If you have any questions or have your own SaaS gripes or advice, please leave a comment below.
Rod Austin is the Director of Marketing at Pagely, the premier managed WordPress hosting solution. When he’s not in front of the computer, he enjoys exploring Montana with his blended family.
This was really helpful. Thanks for sharing
1. Don’t have a free Beta because the users wont value it as much
2. Understand the exponential component of SaaS, you don’t make a lot of money up front, it grows exponentially over time
3. Build a simple app, otherwise you will have a lot of maintenance work to do in the future
4. Focus on CHURN rate, keep it low! It’s much more efficient than trying to get new customers
5. Get a CLEAR sense of ALL the numbers early on
6. Invest more into MARKETING, not just product development.
Glad you found the article helpful. All great points.

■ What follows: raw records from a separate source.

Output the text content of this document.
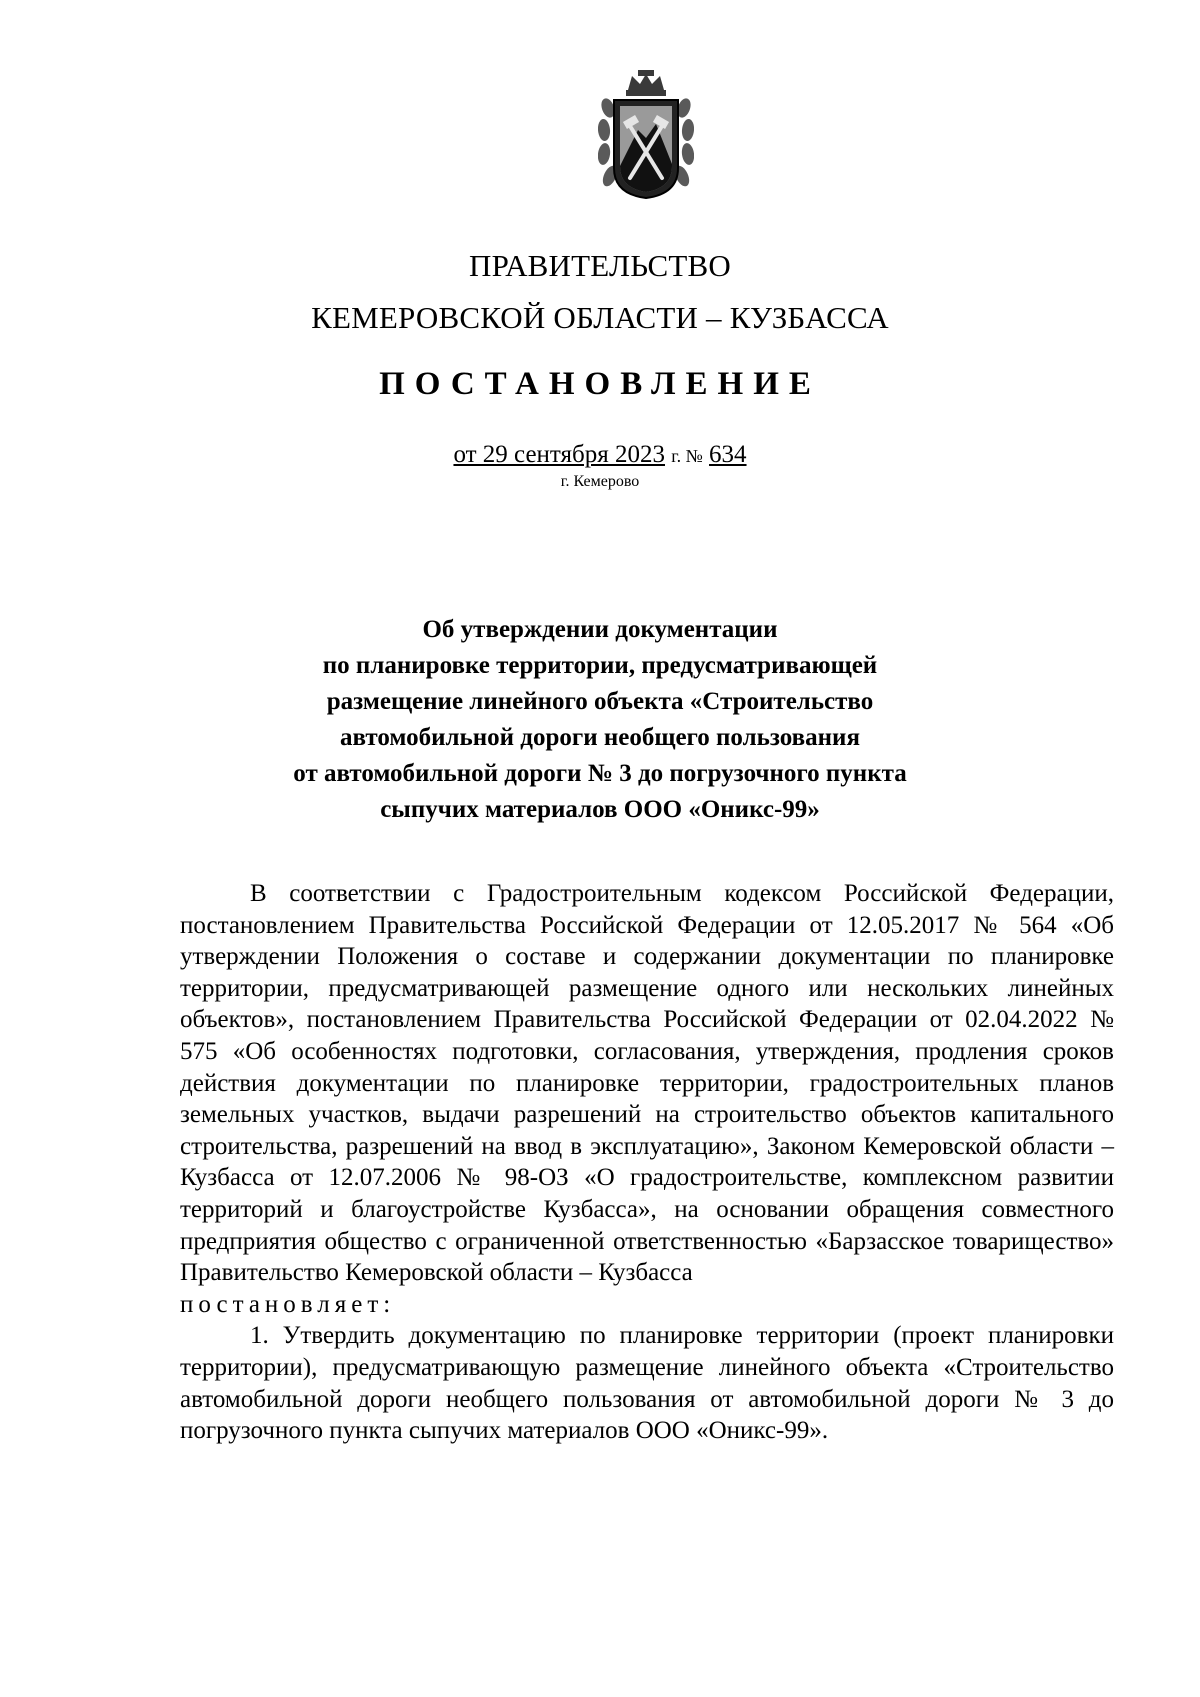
ПРАВИТЕЛЬСТВО
КЕМЕРОВСКОЙ ОБЛАСТИ – КУЗБАССА
ПОСТАНОВЛЕНИЕ
от 29 сентября 2023 г. № 634
г. Кемерово
Об утверждении документации
по планировке территории, предусматривающей
размещение линейного объекта «Строительство
автомобильной дороги необщего пользования
от автомобильной дороги № 3 до погрузочного пункта
сыпучих материалов ООО «Оникс-99»

В соответствии с Градостроительным кодексом Российской Федерации, постановлением Правительства Российской Федерации от 12.05.2017 № 564 «Об утверждении Положения о составе и содержании документации по планировке территории, предусматривающей размещение одного или нескольких линейных объектов», постановлением Правительства Российской Федерации от 02.04.2022 № 575 «Об особенностях подготовки, согласования, утверждения, продления сроков действия документации по планировке территории, градостроительных планов земельных участков, выдачи разрешений на строительство объектов капитального строительства, разрешений на ввод в эксплуатацию», Законом Кемеровской области – Кузбасса от 12.07.2006 № 98-ОЗ «О градостроительстве, комплексном развитии территорий и благоустройстве Кузбасса», на основании обращения совместного предприятия общество с ограниченной ответственностью «Барзасское товарищество» Правительство Кемеровской области – Кузбасса

постановляет:

1. Утвердить документацию по планировке территории (проект планировки территории), предусматривающую размещение линейного объекта «Строительство автомобильной дороги необщего пользования от автомобильной дороги № 3 до погрузочного пункта сыпучих материалов ООО «Оникс-99».
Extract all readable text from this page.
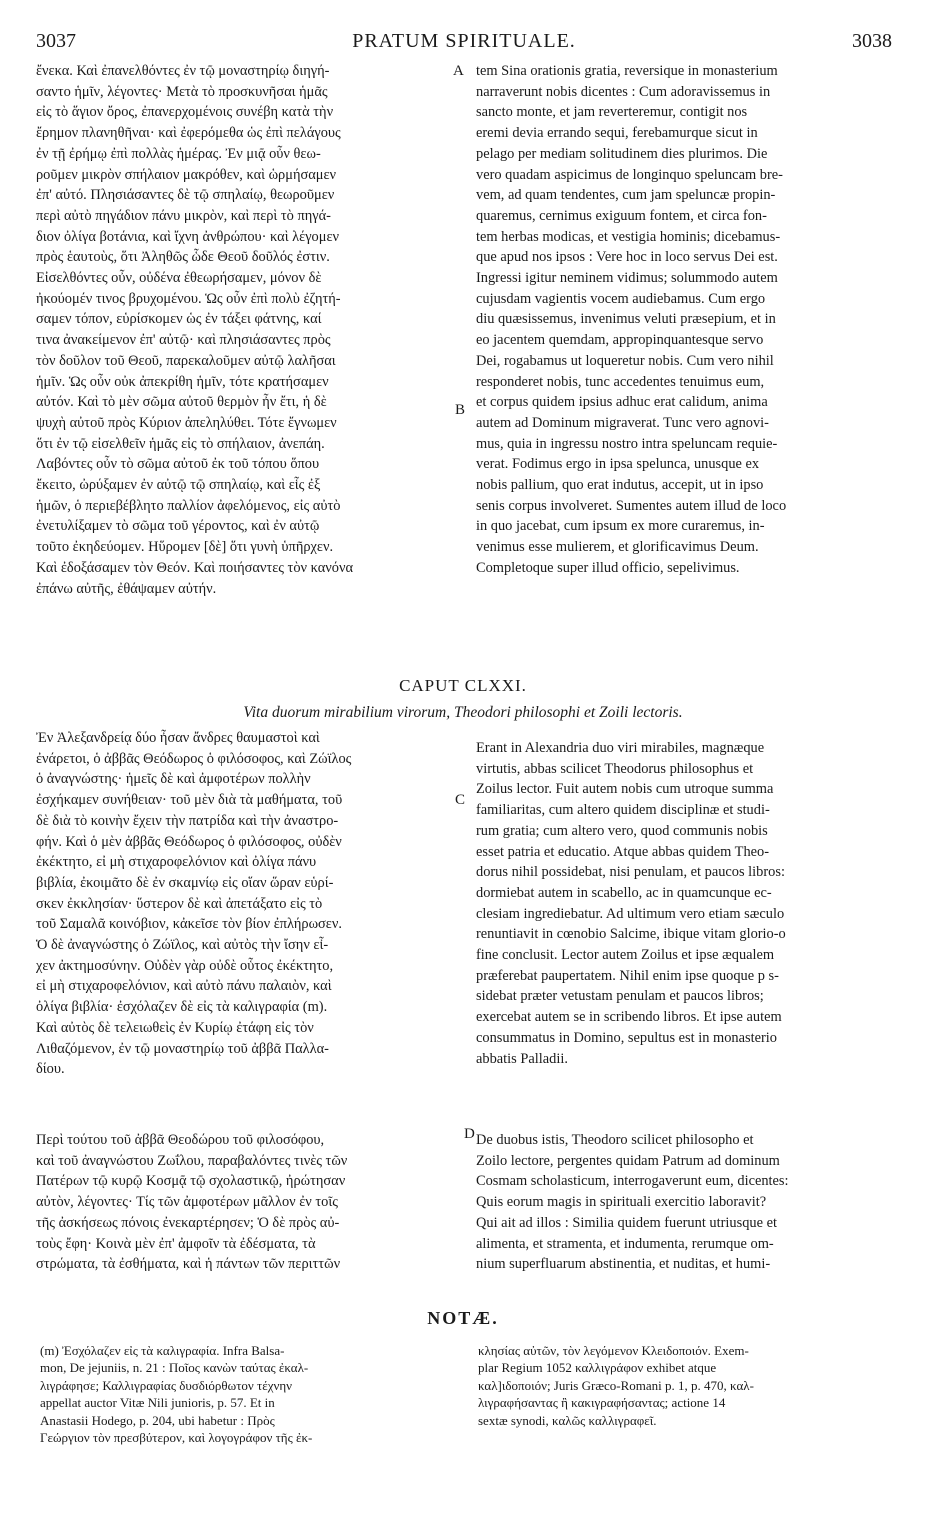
3037	PRATUM SPIRITUALE.	3038

ἔνεκα. Καὶ ἐπανελθόντες ἐν τῷ μοναστηρίῳ διηγή-

σαντο ἡμῖν, λέγοντες· Μετὰ τὸ προσκυνῆσαι ἡμᾶς

εἰς τὸ ἅγιον ὄρος, ἐπανερχομένοις συνέβη κατὰ τὴν

ἔρημον πλανηθῆναι· καὶ ἐφερόμεθα ὡς ἐπὶ πελάγους

ἐν τῇ ἐρήμῳ ἐπὶ πολλὰς ἡμέρας. Ἐν μιᾷ οὖν θεω-

ροῦμεν μικρὸν σπήλαιον μακρόθεν, καὶ ὡρμήσαμεν

ἐπ' αὐτό. Πλησιάσαντες δὲ τῷ σπηλαίῳ, θεωροῦμεν

περὶ αὐτὸ πηγάδιον πάνυ μικρὸν, καὶ περὶ τὸ πηγά-

διον ὀλίγα βοτάνια, καὶ ἴχνη ἀνθρώπου· καὶ λέγομεν

πρὸς ἑαυτοὺς, ὅτι Ἀληθῶς ὧδε Θεοῦ δοῦλός ἐστιν.

Εἰσελθόντες οὖν, οὐδένα ἐθεωρήσαμεν, μόνον δὲ

ἠκούομέν τινος βρυχομένου. Ὡς οὖν ἐπὶ πολὺ ἐζητή-

σαμεν τόπον, εὑρίσκομεν ὡς ἐν τάξει φάτνης, καί

τινα ἀνακείμενον ἐπ' αὐτῷ· καὶ πλησιάσαντες πρὸς

τὸν δοῦλον τοῦ Θεοῦ, παρεκαλοῦμεν αὐτῷ λαλῆσαι

ἡμῖν. Ὡς οὖν οὐκ ἀπεκρίθη ἡμῖν, τότε κρατήσαμεν

αὐτόν. Καὶ τὸ μὲν σῶμα αὐτοῦ θερμὸν ἦν ἔτι, ἡ δὲ

ψυχὴ αὐτοῦ πρὸς Κύριον ἀπεληλύθει. Τότε ἔγνωμεν

ὅτι ἐν τῷ εἰσελθεῖν ἡμᾶς εἰς τὸ σπήλαιον, ἀνεπάη.

Λαβόντες οὖν τὸ σῶμα αὐτοῦ ἐκ τοῦ τόπου ὅπου

ἔκειτο, ὠρύξαμεν ἐν αὐτῷ τῷ σπηλαίῳ, καὶ εἷς ἐξ

ἡμῶν, ὁ περιεβέβλητο παλλίον ἀφελόμενος, εἰς αὐτὸ

ἐνετυλίξαμεν τὸ σῶμα τοῦ γέροντος, καὶ ἐν αὐτῷ

τοῦτο ἐκηδεύομεν. Ηὕρομεν [δὲ] ὅτι γυνὴ ὑπῆρχεν.

Καὶ ἐδοξάσαμεν τὸν Θεόν. Καὶ ποιήσαντες τὸν κανόνα

ἐπάνω αὐτῆς, ἐθάψαμεν αὐτήν.

A tem Sina orationis gratia, reversique in monasterium

narraverunt nobis dicentes : Cum adoravissemus in

sancto monte, et jam reverteremur, contigit nos

eremi devia errando sequi, ferebamurque sicut in

pelago per mediam solitudinem dies plurimos. Die

vero quadam aspicimus de longinquo speluncam bre-

vem, ad quam tendentes, cum jam speluncæ propin-

quaremus, cernimus exiguum fontem, et circa fon-

tem herbas modicas, et vestigia hominis; dicebamus-

que apud nos ipsos : Vere hoc in loco servus Dei est.

Ingressi igitur neminem vidimus; solummodo autem

cujusdam vagientis vocem audiebamus. Cum ergo

diu quæsissemus, invenimus veluti præsepium, et in

eo jacentem quemdam, appropinquantesque servo

Dei, rogabamus ut loqueretur nobis. Cum vero nihil

responderet nobis, tunc accedentes tenuimus eum,

et corpus quidem ipsius adhuc erat calidum, anima

autem ad Dominum migraverat. Tunc vero agnovi-

mus, quia in ingressu nostro intra speluncam requie-

verat. Fodimus ergo in ipsa spelunca, unusque ex

nobis pallium, quo erat indutus, accepit, ut in ipso

senis corpus involveret. Sumentes autem illud de loco

in quo jacebat, cum ipsum ex more curaremus, in-

venimus esse mulierem, et glorificavimus Deum.

Completoque super illud officio, sepelivimus.

B
CAPUT CLXXI.
Vita duorum mirabilium virorum, Theodori philosophi et Zoili lectoris.

Ἐν Ἀλεξανδρείᾳ δύο ἦσαν ἄνδρες θαυμαστοὶ καὶ

ἐνάρετοι, ὁ ἀββᾶς Θεόδωρος ὁ φιλόσοφος, καὶ Ζώϊλος

ὁ ἀναγνώστης· ἡμεῖς δὲ καὶ ἀμφοτέρων πολλὴν

ἐσχήκαμεν συνήθειαν· τοῦ μὲν διὰ τὰ μαθήματα, τοῦ

δὲ διὰ τὸ κοινὴν ἔχειν τὴν πατρίδα καὶ τὴν ἀναστρο-

φήν. Καὶ ὁ μὲν ἀββᾶς Θεόδωρος ὁ φιλόσοφος, οὐδὲν

ἐκέκτητο, εἰ μὴ στιχαροφελόνιον καὶ ὀλίγα πάνυ

βιβλία, ἐκοιμᾶτο δὲ ἐν σκαμνίῳ εἰς οἵαν ὥραν εὑρί-

σκεν ἐκκλησίαν· ὕστερον δὲ καὶ ἀπετάξατο εἰς τὸ

τοῦ Σαμαλᾶ κοινόβιον, κἀκεῖσε τὸν βίον ἐπλήρωσεν.

Ὁ δὲ ἀναγνώστης ὁ Ζώϊλος, καὶ αὐτὸς τὴν ἴσην εἶ-

χεν ἀκτημοσύνην. Οὐδὲν γὰρ οὐδὲ οὗτος ἐκέκτητο,

εἰ μὴ στιχαροφελόνιον, καὶ αὐτὸ πάνυ παλαιὸν, καὶ

ὀλίγα βιβλία· ἐσχόλαζεν δὲ εἰς τὰ καλιγραφία (m).

Καὶ αὐτὸς δὲ τελειωθεὶς ἐν Κυρίῳ ἐτάφη εἰς τὸν

Λιθαζόμενον, ἐν τῷ μοναστηρίῳ τοῦ ἀββᾶ Παλλα-

δίου.

C

Erant in Alexandria duo viri mirabiles, magnæque

virtutis, abbas scilicet Theodorus philosophus et

Zoilus lector. Fuit autem nobis cum utroque summa

familiaritas, cum altero quidem disciplinæ et studi-

rum gratia; cum altero vero, quod communis nobis

esset patria et educatio. Atque abbas quidem Theo-

dorus nihil possidebat, nisi penulam, et paucos libros:

dormiebat autem in scabello, ac in quamcunque ec-

clesiam ingrediebatur. Ad ultimum vero etiam sæculo

renuntiavit in cœnobio Salcime, ibique vitam glorio-o

fine conclusit. Lector autem Zoilus et ipse æqualem

præferebat paupertatem. Nihil enim ipse quoque p s-

sidebat præter vetustam penulam et paucos libros;

exercebat autem se in scribendo libros. Et ipse autem

consummatus in Domino, sepultus est in monasterio

abbatis Palladii.

Περὶ τούτου τοῦ ἀββᾶ Θεοδώρου τοῦ φιλοσόφου,

καὶ τοῦ ἀναγνώστου Ζωΐλου, παραβαλόντες τινὲς τῶν

Πατέρων τῷ κυρῷ Κοσμᾷ τῷ σχολαστικῷ, ἠρώτησαν

αὐτὸν, λέγοντες· Τίς τῶν ἀμφοτέρων μᾶλλον ἐν τοῖς

τῆς ἀσκήσεως πόνοις ἐνεκαρτέρησεν; Ὁ δὲ πρὸς αὐ-

τοὺς ἔφη· Κοινὰ μὲν ἐπ' ἀμφοῖν τὰ ἐδέσματα, τὰ

στρώματα, τὰ ἐσθήματα, καὶ ἡ πάντων τῶν περιττῶν

D De duobus istis, Theodoro scilicet philosopho et

Zoilo lectore, pergentes quidam Patrum ad dominum

Cosmam scholasticum, interrogaverunt eum, dicentes:

Quis eorum magis in spirituali exercitio laboravit?

Qui ait ad illos : Similia quidem fuerunt utriusque et

alimenta, et stramenta, et indumenta, rerumque om-

nium superfluarum abstinentia, et nuditas, et humi-

NOTÆ.

(m) Ἐσχόλαζεν εἰς τὰ καλιγραφία. Infra Balsa-

mon, De jejuniis, n. 21 : Ποῖος κανὼν ταύτας ἐκαλ-

λιγράφησε; Καλλιγραφίας δυσδιόρθωτον τέχνην

appellat auctor Vitæ Nili junioris, p. 57. Et in

Anastasii Hodego, p. 204, ubi habetur : Πρὸς

Γεώργιον τὸν πρεσβύτερον, καὶ λογογράφον τῆς ἐκ-

κλησίας αὐτῶν, τὸν λεγόμενον Κλειδοποιόν. Exem-

plar Regium 1052 καλλιγράφον exhibet atque

καλ]ιδοποιόν; Juris Græco-Romani p. 1, p. 470, καλ-

λιγραφήσαντας ἢ κακιγραφήσαντας; actione 14

sextæ synodi, καλῶς καλλιγραφεῖ.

Churn is especially an interesting one. It goes with reason that you’d want to minimize churn as much as possible, but from our research it is often better to focus on lowering your CAC with focusing on lowering churn being the second priority. Of course, both will ultimately help your LTV
Ha, #1 is why anytime I actually decide to sign up up for one of those “give us your cc details first” free trials, I always set myself multiple reminders in Google Calendar to remind myself to cancel before it automatically renews. I’ve fallen for that “trick” more than enough times and I’m not going to let it happen again!
I feel your pain!
My personal faux pas with SaaS was accidentally buying an annual subscription for what I normally pay monthly for. I think they were split-testing placements and I just simply didn’t look… so more my fault. I keep the subscription though cause it’s a great software haha
Thanks for this much needed article. As I lead the Customer Success at Mailshake we are constantly looking for ways to make sure our customers are engaged and actively using the product. Reducing churn through a superior customer experience is key. No shady tactics.
I love Mailshake, I have a lot of good friends who use it. You guys are going a great job over there. And absolutely, shady tactics rarely lead to long term growth of any kind. Usually any short term growth to be had with those kind of tactics ultimately backfire and stunt the business over the long haul
Incredible to think the CEO wanted to hide the cancellation button so he could reduce churn. This surely infuriated disgruntled users even further. How about taking time to find out why the wanted to leave, and develop the product inline with their requirements.
Great comment. I absolutely agree. Looking to your own audience first for solutions to your problems is often the best strategy. Creating a customer survey for feedback, or if you’re small enough just picking up the phone, can be worth way more for you as a business than trying to hide or tweak certain things in the process.